Que s’il se trouve sur tes bords quelque ame severe, qui me reprenne d’employer le temps à ces jeunes pensées, maintenant que tant d’hyvers ont depuis neigé dessus ma teste, et que de plus solides viandes devroient desormais repaistre mon esprit, je te supplie, ô mon cher Lignon, respons luy pour ma deffence : Que les affaires d’Estat ne s’entendent que difficilement, sinon par ceux qui les manient ; Celles du public sont incertaines, et celles des particuliers bien cachées, et qu’en toutes la verité est odieuse. Que la philosophie est espineuse, la theologie chatouilleuse, et les sciences traittées par tant de doctes personnages, que ceux qui [6/7] en nostre siecle en veulent escrire courent une grande fortune, ou de desplaire ou de travailler inutilement, et peut-estre de se perdre eux-mesmes, aussi bien que le temps et le soin qu’ingratement ils y employent.

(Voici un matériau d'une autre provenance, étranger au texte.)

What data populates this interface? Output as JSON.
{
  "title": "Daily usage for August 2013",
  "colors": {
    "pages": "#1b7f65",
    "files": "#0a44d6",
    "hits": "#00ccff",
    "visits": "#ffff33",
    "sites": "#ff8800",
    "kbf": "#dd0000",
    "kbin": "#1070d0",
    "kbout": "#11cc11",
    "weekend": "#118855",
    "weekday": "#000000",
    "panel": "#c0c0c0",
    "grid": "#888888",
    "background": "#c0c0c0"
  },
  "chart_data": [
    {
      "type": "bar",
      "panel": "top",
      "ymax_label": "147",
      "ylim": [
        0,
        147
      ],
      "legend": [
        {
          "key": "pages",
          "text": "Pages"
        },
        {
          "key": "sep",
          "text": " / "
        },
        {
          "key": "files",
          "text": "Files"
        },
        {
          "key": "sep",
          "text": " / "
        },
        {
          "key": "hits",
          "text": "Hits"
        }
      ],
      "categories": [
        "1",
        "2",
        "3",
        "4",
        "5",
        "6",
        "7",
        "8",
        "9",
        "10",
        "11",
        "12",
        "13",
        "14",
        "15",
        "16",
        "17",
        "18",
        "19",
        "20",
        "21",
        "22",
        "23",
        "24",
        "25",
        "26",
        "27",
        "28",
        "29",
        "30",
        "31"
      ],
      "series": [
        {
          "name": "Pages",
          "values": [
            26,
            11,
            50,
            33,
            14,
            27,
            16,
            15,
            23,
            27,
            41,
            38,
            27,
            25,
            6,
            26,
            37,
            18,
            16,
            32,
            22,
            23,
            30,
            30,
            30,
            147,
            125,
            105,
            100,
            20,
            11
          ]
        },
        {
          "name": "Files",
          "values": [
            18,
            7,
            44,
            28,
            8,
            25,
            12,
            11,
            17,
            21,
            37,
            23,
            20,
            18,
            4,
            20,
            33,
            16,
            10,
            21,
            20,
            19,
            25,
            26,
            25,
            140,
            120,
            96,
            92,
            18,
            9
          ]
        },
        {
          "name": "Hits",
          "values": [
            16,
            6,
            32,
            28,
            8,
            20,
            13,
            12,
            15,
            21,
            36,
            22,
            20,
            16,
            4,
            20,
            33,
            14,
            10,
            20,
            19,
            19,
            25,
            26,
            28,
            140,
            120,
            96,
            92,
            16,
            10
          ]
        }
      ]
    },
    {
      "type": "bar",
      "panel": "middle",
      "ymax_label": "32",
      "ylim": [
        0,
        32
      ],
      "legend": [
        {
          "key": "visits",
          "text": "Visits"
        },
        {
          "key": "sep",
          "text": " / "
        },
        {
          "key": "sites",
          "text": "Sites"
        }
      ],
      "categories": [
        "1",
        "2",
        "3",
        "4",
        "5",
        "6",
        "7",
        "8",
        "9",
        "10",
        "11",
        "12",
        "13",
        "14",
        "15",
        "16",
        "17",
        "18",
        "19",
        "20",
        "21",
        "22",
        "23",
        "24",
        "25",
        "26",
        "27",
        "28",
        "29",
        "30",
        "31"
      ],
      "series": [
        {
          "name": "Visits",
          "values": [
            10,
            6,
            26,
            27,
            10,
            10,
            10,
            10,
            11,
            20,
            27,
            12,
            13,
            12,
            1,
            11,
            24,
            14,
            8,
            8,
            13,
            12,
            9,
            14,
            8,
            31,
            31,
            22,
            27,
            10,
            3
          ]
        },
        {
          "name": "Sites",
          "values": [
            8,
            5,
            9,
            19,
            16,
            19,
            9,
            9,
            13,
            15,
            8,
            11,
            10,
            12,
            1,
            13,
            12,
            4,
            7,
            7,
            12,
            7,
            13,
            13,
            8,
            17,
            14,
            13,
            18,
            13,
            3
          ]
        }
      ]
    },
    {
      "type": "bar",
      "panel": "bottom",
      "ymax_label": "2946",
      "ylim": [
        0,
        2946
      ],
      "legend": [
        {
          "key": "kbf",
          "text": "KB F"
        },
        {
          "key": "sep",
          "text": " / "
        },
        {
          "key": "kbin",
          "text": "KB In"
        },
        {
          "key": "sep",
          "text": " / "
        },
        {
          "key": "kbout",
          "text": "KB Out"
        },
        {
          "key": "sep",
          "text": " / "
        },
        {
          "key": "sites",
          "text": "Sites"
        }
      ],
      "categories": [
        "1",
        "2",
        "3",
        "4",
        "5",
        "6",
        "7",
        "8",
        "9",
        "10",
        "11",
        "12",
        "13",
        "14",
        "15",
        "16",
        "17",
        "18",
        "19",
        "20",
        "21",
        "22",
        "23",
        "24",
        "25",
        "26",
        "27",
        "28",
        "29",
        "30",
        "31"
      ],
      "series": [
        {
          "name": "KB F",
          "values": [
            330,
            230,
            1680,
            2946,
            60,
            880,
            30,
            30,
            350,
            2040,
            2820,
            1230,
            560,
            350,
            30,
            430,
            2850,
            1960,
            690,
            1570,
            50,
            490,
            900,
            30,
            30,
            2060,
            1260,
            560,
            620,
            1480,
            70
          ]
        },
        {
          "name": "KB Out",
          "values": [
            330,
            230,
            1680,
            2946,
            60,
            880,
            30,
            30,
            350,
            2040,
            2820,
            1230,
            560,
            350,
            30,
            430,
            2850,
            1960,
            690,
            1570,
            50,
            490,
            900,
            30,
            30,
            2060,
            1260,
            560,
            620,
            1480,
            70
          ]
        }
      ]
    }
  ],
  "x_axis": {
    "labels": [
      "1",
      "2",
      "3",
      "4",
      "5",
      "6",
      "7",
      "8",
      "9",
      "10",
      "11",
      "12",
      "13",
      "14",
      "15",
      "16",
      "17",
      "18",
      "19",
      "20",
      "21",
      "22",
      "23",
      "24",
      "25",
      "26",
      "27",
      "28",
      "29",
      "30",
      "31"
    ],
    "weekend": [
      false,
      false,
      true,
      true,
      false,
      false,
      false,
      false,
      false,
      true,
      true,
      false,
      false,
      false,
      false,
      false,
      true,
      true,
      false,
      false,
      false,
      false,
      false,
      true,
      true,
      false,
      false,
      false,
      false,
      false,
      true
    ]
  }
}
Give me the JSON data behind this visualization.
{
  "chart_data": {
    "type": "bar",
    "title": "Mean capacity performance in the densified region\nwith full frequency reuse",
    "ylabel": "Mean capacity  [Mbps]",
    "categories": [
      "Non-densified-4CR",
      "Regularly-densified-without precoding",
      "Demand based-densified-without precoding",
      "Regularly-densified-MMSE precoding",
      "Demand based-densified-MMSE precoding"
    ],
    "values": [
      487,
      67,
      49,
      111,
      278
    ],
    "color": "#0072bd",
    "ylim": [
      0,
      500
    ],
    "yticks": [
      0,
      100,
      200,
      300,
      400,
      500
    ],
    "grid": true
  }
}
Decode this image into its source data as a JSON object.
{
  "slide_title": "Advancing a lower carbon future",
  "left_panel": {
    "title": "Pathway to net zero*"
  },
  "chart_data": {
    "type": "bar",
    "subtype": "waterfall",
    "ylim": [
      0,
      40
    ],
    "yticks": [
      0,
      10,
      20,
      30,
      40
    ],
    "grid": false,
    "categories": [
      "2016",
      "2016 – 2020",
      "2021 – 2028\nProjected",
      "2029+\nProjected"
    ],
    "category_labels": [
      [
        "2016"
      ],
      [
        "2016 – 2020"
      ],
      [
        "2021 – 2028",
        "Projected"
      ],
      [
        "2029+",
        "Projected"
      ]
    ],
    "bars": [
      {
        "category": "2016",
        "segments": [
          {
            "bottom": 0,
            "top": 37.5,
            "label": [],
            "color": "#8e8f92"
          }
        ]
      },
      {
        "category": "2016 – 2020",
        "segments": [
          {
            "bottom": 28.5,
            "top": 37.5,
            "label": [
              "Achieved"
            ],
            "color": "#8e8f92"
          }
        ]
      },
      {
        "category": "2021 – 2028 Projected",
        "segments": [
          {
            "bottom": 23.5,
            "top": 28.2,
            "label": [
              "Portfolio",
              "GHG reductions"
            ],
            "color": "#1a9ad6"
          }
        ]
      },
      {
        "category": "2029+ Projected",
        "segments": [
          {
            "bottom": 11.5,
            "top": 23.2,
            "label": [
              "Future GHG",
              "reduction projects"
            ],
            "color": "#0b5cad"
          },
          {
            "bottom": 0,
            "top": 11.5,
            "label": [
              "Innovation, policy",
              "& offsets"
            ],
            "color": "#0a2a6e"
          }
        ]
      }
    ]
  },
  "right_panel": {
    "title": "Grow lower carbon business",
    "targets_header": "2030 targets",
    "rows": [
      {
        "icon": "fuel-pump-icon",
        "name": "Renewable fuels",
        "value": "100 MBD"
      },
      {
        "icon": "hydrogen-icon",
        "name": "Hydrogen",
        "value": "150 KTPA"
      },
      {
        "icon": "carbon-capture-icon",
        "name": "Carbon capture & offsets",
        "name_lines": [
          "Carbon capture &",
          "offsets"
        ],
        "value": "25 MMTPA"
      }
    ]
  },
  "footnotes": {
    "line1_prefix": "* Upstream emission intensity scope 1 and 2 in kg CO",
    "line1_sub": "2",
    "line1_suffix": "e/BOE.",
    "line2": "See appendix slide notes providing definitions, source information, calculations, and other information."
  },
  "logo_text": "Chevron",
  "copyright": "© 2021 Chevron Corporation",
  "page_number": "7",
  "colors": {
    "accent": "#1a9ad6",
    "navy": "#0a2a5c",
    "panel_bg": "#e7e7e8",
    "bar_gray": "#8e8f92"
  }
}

Mais qu’outre cela, il faut qu’elle sçache que les nœuds dont je fus lié dés le commencement sont Gordiens, et que la mort seule en peut estre l’Alexandre. Que le feu qui me brusla est semblable à celuy qui ne se pouvoit estaindre que par la terre et que celle de mon tombeau seule en peut estouffer la flamme ; de sorte que l’on ne doit trouver estrange si, la cause ne cessant point, l’effet ne continue encore. Que ny les hyvers passez, ny tous ceux qu’il plaira à mon destin de redoubler à l’avenir sur mes années, n’auront jamais assez de glaçons, ny de froideurs, pour geler en mon ame les ardentes pensées d’une vie si heureuse. Ny je ne croiray point pouvoir jamais trouver une plus forte nourriture que celle que je recois de son agreable ressouvenir, puis que toutes les autres qui depuis m’ont esté diverses fois presentées, m’ont toujours laissé avec un si grand degoustement, et avec un estomach si mal disposé que je tiens pour une maxime tres-certaine, la peine, l’inquietude, et la perte du temps estre des accidens inseparables de l’ambition. Et au contraire, Aymer que nos vieux et tres-sages peres disoient Amer, qu’est-ce autre chose qu’abreger le mot d’animer, c’est à dire, faire la propre action de l’ame. Aussi les plus sçavans ont dit, il y a long-temps, qu’elle vit plustost dans le corps qu’elle ayme, que dans celuy qu’elle anime. Si Aymer est donc la vraye et naturelle action de nostre ame, qui est le severe censeur qui me pourra reprendre de repasser par la memoire les cheres et douces pensées des plus agreables actions que jamais ceste ame ayt produit en moy ? Que personne ne trouve donc mauvais si je m’en ressouviens aussi long-temps que je vivray; et de peur que mesme par ma mort elles ne cessent de vivre, je te les remets, ô mon cher et bien-aymé Lignon, afin que les conservant, et les publiant, tu leur donnes une seconde vie, qui puisse continuer autant que la source eternelle qui te produit, et que par ainsi elles demeurent à la posterité aussi longuement que dans la France l’on parlera François.